The invention relates generally to computer systems, and more specifically to a program tool to optimize program code for execution.
Computer programs often include conditional evaluations based on the value of a variable, such as “If X=A, then go to step 10000; otherwise go to step 10010. The condition can be true or false depending on the current value of the variable “X”. For example, a variable “debug” is set to “true” when a program is in a debugging stage. There is a computer program which conditionally evaluates the variable “debug” to determine whether certain data, useful for debugging purposes, should be logged. In other words, the state of the debug variable is used in a decision step to determine whether to log the data. The decision step can be: “If debug=true, then write XYZ data to log; otherwise jump to next step”. Thus, if the debug variable is set to “true”, then the specified data is written to the log. However, if the program is not in the debug stage, for example, the program has already complete debugging, then there is no need to write the specified data to the log. So, after the debugging stage, the program developer uses a known program tool to set the variable “debug” to “false” so the XYZ data will not be written to the log. Also, the program developer will use this tool to declare that the “debug” variable is now fixed (or immutable) as “false”. In Sun Microsystems Java (™) programming language and other runtime languages, this declaration will be entered by the programmer as a command written into the source code. The command means that once the variable is set for the first time to the desired fixed state during execution, it will never be changed. During compilation, the compiler records this declaration, monitors this variable, and returns an error code if the value of this variable is attempted to be changed from its initial value.
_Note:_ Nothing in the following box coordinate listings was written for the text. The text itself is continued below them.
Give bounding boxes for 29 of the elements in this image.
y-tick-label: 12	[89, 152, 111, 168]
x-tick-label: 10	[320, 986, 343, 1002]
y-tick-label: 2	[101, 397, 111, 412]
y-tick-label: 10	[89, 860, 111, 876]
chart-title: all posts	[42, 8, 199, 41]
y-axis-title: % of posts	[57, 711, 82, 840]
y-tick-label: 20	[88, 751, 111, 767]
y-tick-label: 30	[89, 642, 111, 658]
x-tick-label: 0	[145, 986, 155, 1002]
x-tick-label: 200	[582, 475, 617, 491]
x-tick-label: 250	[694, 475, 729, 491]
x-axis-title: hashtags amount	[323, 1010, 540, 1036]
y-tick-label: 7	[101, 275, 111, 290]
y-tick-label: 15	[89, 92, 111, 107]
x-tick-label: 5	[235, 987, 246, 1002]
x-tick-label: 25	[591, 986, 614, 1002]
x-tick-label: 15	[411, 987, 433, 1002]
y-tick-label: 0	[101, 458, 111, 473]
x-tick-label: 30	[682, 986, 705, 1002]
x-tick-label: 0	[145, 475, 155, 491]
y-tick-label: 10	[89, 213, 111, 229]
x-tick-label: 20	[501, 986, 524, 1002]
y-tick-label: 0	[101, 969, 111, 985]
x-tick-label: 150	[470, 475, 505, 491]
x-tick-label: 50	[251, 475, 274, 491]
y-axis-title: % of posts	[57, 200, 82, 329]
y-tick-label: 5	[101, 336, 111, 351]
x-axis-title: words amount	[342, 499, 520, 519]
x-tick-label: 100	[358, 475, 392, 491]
U.S. Pat. No. 6,728,952 discloses a computer system for identifying predicates that always are true or always are false (i.e. “vacuous”), and states that if the expression on which an IF statement depends is identified as a vacuous predicate, the code for the IF statement may be optimized. This is because the expression on which the IF statement depends will always be true or will always be false. This patent also states that specialized computer systems already exist which are able to determine whether a predicate is vacuous.
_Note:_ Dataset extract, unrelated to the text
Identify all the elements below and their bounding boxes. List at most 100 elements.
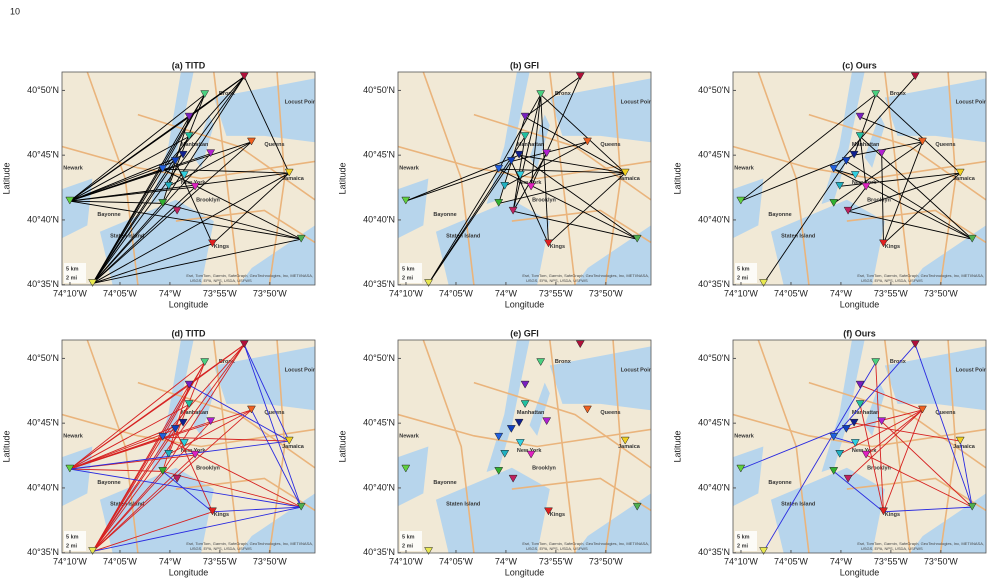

A publication entitled “Fast, Effective Dynamic Compilation”, by Auslander et al., SIGPLAN Notices, vol. 31, no. 5, pages 149-159, May 1996, discloses various run time optimization techniques. For example, run-time constants can become instruction immediates rather than memory loads, constant propagation and folding can be applied to them, conditional branches based on them can be eliminated, and loops they control can be fully unrolled.
A publication entitled “Value Profiling” by Calder et al., Proceedings of 13th Annual IEEE/ACM International Symposium on Micro architecture, pages 259-269. 1997 discloses that identification of variables as invariant or constant at compile-time allows the compiler to perform optimizations including constant folding, code specialization and partial evaluation.
An object of the present invention is to further optimize execution of a program.